Les criminels sont (parmi) nous : la barbarie ordinaire
- Romane Carlin
- 31 janv.
- 2 min de lecture
Dernière mise à jour : 12 févr.

Le psychiatre Daniel Zagury est l’un des plus éminents experts auprès des tribunaux dans le domaine de la psychiatrie légale. Il a été missionné pour évaluer des meurtriers (majeurs et mineurs), des infanticides, des terroristes, des victimes de gourous… Son livre La Barbarie des hommes ordinaires (*) apporte un éclairage puissant, dérangeant parfois mais édifiant sur la genèse de crimes à la fois exceptionnels par leur nature (crimes « passionnels », assassinat de nouveaux nés par leurs mères, attentats, emprises mortifères…) et néanmoins fréquents, ce qui en fait une barbarie ordinaire, et sur la personnalité de leurs auteurs, qui sont des hommes (et des femmes) ordinaires. Il répond à des questions que l’on se pose, lorsqu’on lit ou que l’on entend le compte-rendu de tels actes à la fois inimaginables et pourtant récurrents, commis par des personnes dont la vie ne pouvait laisser prévoir qu’ils pouvaient devenir des criminels.
Comment ?
Comment expliquer que l’on tue « par amour » ? Comment imaginer que des mères (les néonaticides) puissent nier leur grossesse jusque dans leur chair, puis tuer leur nourrisson dès sa naissance, le jeter à la poubelle ou au contraire le conserver au congélateur ? Comment comprendre que des personnes intelligentes, cultivées, parfois d’un haut niveau socio-professionnel, puissent tomber sous l’emprise de gourous ? Comment un gamin en vient-il à tuer pour un regard ou un smartphone ? Comment des individus à l’existence banale peuvent-ils soudain se radicaliser et tuer sans état d’âme ? Comment un homme ordinaire devient un génocidaire, l’assassin de tout un peuple ?
Pourquoi ?
Pourquoi est-ce que la justice et la psychiatrie, dans la majorité des cas, considèrent que ces criminels, ces monstres, ne sont pas fous, mais des « gens ordinaires » responsables de leurs actes et accessibles à une sanction ?

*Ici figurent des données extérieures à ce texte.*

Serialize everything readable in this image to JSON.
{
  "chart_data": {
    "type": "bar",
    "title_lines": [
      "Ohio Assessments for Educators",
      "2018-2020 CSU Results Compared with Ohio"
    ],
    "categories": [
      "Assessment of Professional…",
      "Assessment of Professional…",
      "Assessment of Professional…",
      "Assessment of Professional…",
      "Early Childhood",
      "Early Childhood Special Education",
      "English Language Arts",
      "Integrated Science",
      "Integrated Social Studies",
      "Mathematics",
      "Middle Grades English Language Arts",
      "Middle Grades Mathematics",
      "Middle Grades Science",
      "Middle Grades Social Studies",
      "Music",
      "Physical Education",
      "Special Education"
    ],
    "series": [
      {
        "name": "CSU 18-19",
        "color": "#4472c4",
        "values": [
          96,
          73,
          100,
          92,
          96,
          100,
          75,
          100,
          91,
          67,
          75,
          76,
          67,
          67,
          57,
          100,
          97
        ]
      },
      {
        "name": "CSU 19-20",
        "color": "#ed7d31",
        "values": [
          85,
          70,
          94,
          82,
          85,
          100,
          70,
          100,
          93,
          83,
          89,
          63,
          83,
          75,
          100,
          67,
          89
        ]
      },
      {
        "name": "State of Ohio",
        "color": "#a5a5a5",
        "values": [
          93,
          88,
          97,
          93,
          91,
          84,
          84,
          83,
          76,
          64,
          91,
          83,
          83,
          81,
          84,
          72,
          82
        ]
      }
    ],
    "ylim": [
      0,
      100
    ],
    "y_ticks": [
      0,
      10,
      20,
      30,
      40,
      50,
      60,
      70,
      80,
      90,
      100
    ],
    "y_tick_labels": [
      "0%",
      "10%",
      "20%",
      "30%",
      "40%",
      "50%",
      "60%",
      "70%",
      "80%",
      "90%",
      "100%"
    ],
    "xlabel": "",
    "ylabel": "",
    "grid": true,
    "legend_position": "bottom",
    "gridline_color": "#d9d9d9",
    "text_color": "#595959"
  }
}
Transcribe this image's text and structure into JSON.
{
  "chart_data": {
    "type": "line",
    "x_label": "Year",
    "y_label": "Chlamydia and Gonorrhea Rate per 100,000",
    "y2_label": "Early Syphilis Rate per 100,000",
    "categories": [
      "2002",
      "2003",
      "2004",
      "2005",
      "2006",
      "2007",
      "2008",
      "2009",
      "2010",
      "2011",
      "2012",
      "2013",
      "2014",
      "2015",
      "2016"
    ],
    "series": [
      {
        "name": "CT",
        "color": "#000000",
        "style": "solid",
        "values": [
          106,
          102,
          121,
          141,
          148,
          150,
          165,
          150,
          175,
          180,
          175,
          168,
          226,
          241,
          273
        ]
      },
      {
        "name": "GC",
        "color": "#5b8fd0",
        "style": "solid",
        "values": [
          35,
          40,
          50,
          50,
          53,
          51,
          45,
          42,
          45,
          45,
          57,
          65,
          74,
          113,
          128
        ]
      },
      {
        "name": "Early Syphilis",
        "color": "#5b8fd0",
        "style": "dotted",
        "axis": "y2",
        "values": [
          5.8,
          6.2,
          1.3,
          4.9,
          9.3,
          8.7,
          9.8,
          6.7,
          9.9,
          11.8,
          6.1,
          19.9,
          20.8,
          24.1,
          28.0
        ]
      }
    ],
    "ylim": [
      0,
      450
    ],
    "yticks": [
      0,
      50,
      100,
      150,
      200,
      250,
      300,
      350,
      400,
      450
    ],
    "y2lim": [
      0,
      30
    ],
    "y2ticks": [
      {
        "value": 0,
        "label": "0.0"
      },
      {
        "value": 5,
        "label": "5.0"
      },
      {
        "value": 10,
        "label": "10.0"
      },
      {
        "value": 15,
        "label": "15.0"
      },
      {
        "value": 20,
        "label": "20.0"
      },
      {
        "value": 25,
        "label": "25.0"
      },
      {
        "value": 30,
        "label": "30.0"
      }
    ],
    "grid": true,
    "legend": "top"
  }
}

Par sa densité en termes d’informations et d’analyse et le trouble que l’on peut éprouver à l’évocation de certains faits qui y sont rapportés, cet ouvrage requiert une lecture attentive. Mais il apporte des explications claires sur les questionnements liés à l’incompréhension que l’on ressent face à ces drames, qu’il semble impossible d’associer à un comportement humain.
Plus largement, le livre de Daniel Zagury apporte un éclairage sur la nature humaine et peut nous amener à nous interroger sur nous-même, en évoquant certaines situations que l’on a pu vivre ou connaître, et prendre conscience que la frontière est parfois ténue, entre la maîtrise de soi et le saut dans le néant.
(*) La Barbarie des hommes ordinaires, Daniel Zagury (éditons de l’Observatoire/Humensis Pocket 2018)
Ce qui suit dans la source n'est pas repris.